Productive efficiency
Productive efficiency is achieved when goods are produced at the lowest possible cost.
Producing the right things is one test. Producing them at the lowest possible cost is another. That second test is productive efficiency.
Productive efficiency is achieved when goods and services are produced at the lowest possible cost, using the least resources for a given output, so that nothing is wasted in the making. It is efficiency in how things are produced, the companion to allocative efficiency, which concerns what is produced.
Producing on the frontier
A firm or economy is productively efficient when it cannot produce more of one good without producing less of another, that is, when it operates on the frontier of what its resources and technology allow rather than inside it. Operating inside the frontier means resources are being squandered: the same inputs could yield more output, or the same output could be had with fewer inputs. Productive efficiency is the absence of that slack.
What drives it
Productive efficiency is driven by competition, good management, and the spur to cut costs. Firms under competitive pressure must produce efficiently or be undercut, which is one of the strongest arguments for competitive markets.
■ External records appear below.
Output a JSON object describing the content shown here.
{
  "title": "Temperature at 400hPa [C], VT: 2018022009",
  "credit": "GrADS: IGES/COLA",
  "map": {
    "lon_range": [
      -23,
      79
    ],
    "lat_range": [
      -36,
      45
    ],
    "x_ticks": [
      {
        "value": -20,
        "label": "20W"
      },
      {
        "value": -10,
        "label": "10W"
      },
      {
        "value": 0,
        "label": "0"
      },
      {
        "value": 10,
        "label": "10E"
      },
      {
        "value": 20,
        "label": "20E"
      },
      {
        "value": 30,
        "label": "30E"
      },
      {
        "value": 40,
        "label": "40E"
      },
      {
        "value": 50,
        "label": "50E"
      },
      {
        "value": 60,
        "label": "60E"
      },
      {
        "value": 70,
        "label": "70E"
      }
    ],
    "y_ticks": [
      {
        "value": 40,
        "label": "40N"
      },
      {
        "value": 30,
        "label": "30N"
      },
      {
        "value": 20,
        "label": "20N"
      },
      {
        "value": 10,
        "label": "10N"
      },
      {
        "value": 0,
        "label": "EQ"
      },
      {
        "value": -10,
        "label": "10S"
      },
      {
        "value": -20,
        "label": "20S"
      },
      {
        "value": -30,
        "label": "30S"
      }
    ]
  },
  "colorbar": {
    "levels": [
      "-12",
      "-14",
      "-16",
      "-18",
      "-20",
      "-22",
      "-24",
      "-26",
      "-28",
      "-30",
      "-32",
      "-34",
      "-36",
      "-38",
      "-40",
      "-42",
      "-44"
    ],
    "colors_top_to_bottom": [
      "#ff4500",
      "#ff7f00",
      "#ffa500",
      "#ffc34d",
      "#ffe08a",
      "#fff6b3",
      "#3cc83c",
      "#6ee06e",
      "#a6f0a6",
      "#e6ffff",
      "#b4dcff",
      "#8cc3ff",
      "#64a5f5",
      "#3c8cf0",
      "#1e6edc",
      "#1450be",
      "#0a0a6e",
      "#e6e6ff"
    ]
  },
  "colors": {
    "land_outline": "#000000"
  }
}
Where that pressure is absent, in a sheltered monopoly, a protected public body, or a firm with a comfortable cushion, productive inefficiency can persist, costs drifting upward because nothing forces them down. The discipline of the market is, among other things, a discipline on cost.
Necessary but not sufficient
Productive efficiency is essential but, on its own, hollow. An economy can produce the wrong things with flawless efficiency, churning out at minimum cost goods that people value less than the alternatives those resources could have made. That is why productive and allocative efficiency are both needed: one ensures resources are not wasted in production, the other that they are aimed at what people actually want. Efficiency in the means does not redeem the wrong ends.
Productive efficiency is the more intuitive half of the efficiency story, the part about not wasting resources, doing things cheaply and well. It is necessary for prosperity and, by itself, no guarantee of it, because producing the wrong thing flawlessly is still a kind of waste.